Un sourire malin éclaira la figure du bon homme ; il cligna de l’œil, tout en débourrant sa pipe avec un soin tout particulier.

— Oui, je le sais, mon ami ! J’en suis bien sûr, mais il y à encore une grosse épine. — Ce petit bijou de fille-là est à marier ; on me l’a déjà demandée plus d’une fois, et même j’ai trouvé pour elle des partis très avantageux. Elle dit toujours non ; mais, un jour ou l’autre, elle dira oui, tu comprends, et alors, quand il y aura un gendre dans la maison…

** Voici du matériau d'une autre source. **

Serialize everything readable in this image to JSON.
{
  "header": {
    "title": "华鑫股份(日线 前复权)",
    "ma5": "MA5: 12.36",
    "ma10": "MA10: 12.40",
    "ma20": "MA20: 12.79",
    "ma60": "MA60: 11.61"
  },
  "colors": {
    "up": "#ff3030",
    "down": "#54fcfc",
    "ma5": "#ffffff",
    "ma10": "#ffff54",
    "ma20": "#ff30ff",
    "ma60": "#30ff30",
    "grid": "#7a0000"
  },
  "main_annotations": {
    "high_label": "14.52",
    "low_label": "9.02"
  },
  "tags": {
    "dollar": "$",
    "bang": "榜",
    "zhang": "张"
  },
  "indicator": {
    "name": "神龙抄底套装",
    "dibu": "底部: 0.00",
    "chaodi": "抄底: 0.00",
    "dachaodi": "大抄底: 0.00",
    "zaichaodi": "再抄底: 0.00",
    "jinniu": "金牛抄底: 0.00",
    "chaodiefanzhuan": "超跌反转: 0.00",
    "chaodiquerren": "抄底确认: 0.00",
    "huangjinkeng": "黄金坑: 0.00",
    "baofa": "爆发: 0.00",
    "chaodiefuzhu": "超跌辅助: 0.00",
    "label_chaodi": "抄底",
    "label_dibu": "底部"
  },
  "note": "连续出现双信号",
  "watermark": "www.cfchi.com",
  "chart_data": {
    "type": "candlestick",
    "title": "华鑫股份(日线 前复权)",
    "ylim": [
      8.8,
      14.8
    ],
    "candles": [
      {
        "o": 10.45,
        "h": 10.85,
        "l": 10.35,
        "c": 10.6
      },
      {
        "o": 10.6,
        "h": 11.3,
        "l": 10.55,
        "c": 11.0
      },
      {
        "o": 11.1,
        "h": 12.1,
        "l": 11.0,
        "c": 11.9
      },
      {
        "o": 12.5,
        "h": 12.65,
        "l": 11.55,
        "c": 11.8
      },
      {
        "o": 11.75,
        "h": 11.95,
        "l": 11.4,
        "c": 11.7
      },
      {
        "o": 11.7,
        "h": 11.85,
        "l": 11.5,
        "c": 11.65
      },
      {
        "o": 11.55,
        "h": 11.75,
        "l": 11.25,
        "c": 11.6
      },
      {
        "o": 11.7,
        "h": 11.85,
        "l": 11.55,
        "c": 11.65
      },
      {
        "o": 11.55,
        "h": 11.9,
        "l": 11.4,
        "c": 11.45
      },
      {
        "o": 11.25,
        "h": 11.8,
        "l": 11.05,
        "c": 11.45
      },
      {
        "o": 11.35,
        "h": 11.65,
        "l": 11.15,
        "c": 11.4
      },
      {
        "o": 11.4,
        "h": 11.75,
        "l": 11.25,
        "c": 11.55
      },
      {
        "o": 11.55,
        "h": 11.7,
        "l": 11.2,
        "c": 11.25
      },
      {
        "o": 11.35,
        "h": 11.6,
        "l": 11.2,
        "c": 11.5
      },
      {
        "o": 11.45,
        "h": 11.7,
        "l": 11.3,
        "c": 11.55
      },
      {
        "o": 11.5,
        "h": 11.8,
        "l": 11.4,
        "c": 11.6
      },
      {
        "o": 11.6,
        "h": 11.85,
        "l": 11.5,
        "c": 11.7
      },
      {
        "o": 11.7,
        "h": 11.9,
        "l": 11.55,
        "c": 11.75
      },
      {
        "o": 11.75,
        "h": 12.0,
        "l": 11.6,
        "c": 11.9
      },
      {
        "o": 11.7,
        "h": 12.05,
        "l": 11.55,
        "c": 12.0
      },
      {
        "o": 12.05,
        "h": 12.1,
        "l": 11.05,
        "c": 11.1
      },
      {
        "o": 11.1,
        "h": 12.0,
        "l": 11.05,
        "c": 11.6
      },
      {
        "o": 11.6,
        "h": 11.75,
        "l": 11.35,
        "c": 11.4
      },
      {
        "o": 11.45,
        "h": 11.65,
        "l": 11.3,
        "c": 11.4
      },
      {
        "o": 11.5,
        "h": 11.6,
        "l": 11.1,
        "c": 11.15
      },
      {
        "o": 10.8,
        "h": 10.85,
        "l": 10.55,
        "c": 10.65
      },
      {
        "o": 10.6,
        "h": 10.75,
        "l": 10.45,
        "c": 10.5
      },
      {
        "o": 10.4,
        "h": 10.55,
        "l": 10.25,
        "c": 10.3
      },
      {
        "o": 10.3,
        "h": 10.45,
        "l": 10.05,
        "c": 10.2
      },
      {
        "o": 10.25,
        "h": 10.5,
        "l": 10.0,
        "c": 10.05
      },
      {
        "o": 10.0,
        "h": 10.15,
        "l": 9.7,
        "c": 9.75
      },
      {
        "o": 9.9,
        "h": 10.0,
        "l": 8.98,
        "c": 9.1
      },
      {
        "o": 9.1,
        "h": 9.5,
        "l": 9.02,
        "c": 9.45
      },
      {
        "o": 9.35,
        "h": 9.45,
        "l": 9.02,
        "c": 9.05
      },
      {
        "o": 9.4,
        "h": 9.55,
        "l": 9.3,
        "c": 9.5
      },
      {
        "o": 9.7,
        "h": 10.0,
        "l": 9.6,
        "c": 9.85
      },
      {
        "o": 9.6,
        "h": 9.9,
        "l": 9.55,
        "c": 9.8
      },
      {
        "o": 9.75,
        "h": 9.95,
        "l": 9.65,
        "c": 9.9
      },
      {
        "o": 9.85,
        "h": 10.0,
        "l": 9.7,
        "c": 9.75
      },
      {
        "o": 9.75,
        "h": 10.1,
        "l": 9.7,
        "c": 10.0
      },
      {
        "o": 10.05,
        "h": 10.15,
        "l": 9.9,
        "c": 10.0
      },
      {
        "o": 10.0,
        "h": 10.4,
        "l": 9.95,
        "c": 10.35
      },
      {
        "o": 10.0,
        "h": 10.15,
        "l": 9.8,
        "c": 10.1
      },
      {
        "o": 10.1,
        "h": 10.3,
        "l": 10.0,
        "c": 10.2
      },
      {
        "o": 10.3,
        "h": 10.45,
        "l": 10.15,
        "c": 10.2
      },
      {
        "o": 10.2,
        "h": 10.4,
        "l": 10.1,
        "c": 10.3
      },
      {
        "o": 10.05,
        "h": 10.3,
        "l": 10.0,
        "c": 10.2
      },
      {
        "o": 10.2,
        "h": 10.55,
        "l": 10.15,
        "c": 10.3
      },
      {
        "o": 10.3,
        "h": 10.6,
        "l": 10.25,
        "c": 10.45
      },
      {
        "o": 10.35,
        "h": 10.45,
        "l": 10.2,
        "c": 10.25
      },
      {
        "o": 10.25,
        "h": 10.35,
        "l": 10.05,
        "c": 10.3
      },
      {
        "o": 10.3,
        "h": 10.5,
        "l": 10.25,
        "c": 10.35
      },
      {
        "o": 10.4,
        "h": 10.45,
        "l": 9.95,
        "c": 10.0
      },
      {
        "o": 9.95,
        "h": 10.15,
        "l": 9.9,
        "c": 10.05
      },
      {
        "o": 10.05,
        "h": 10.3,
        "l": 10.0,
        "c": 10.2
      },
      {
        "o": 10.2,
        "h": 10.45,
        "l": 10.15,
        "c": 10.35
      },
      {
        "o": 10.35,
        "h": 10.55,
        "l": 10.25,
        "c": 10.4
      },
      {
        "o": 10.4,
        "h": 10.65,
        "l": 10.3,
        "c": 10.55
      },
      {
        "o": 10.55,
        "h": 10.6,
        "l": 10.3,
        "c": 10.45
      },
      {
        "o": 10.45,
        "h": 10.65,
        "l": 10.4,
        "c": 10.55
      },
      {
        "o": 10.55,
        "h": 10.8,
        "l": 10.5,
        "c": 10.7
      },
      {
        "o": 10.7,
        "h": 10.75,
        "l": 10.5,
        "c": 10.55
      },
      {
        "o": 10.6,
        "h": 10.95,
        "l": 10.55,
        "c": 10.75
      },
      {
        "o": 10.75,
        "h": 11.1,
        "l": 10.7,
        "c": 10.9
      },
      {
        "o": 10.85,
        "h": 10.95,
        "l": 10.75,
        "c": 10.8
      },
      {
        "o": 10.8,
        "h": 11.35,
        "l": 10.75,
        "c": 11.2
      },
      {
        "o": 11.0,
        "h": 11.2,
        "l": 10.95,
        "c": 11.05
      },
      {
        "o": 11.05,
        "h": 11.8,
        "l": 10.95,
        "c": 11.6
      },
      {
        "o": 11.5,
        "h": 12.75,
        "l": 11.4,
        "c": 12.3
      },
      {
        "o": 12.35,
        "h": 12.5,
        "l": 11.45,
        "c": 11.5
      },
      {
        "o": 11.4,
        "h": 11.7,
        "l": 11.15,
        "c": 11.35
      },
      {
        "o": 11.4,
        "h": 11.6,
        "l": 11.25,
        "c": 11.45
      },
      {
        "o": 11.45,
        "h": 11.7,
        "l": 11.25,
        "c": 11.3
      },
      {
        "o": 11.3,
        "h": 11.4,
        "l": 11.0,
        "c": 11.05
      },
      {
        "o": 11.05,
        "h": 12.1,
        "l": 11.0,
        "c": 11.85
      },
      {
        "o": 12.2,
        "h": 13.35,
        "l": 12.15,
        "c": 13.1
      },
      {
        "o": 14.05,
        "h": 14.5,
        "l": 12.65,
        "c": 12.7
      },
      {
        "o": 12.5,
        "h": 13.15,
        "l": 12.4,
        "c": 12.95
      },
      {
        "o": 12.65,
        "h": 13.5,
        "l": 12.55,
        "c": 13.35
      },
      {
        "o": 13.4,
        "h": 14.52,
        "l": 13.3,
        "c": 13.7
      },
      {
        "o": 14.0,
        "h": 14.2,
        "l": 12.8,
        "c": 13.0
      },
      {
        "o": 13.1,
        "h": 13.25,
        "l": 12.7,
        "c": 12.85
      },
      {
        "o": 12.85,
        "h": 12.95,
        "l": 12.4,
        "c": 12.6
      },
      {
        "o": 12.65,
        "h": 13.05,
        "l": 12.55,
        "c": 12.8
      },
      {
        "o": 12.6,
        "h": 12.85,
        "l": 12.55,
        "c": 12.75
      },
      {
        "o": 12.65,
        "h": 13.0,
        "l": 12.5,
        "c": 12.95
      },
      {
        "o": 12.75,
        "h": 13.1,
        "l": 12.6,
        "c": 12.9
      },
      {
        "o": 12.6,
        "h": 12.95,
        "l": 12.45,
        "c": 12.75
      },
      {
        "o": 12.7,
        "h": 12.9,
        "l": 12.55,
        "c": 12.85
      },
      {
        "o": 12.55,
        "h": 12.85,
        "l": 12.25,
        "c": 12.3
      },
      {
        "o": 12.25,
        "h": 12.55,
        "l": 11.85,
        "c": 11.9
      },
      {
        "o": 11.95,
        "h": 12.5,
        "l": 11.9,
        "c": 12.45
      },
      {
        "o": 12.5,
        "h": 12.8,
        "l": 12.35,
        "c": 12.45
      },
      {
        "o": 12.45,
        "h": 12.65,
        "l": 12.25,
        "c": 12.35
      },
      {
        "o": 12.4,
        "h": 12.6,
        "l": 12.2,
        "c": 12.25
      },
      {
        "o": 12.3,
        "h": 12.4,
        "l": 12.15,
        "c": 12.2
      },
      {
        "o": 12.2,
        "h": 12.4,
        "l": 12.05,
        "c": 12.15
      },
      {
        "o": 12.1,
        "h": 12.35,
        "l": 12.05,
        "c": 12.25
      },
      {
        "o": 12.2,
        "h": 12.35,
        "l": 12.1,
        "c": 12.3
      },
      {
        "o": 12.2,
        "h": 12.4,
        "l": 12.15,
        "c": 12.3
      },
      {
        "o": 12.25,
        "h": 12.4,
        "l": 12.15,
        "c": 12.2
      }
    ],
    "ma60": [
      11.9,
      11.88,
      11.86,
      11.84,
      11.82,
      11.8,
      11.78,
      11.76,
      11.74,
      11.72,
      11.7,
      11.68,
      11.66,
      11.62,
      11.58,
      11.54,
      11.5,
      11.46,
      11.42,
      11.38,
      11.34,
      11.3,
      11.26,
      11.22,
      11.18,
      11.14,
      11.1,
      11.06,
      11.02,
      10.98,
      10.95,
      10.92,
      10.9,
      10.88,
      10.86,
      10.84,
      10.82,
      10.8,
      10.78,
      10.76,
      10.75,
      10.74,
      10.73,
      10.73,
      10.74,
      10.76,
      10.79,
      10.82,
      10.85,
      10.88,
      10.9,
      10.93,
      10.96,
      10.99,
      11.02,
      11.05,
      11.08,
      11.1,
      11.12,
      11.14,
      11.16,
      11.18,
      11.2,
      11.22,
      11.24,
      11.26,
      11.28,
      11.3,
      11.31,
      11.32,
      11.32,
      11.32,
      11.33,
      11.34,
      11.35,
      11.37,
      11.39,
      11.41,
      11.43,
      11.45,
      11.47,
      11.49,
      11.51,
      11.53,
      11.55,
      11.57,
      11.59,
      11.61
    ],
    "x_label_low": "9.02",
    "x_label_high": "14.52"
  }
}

— Je n’y resterai sûrement pas une minute, s’écria Yves en bondissant. Vous n’avez pas tort, père Pillot, de me parler si franchement, et je vous prouverai tout de suite que je sais faire mon profit d’un bon avis. Pour ma paillotte, il n’y faut plus penser. Le Chinois a pris toute ma clientèle et puis les choses ont tant changé depuis trois ans ! Il y a maintenant des maisons de commerce de bien des sortes à Haï-phong, je n’y pourrais réussir qu’en vendant des boissons, je ne veux pas vous faire concurrence. Je m’en vais partir pour Hanoï, j’en ai entendu parler ces jours-ci, peut-être bien que j’y monterai un petit café ; je l’appellerai la Nouvelle-France, — ce sera un souvenir d’ici, ajouta-t-il d’une voix tout à fait lugubre.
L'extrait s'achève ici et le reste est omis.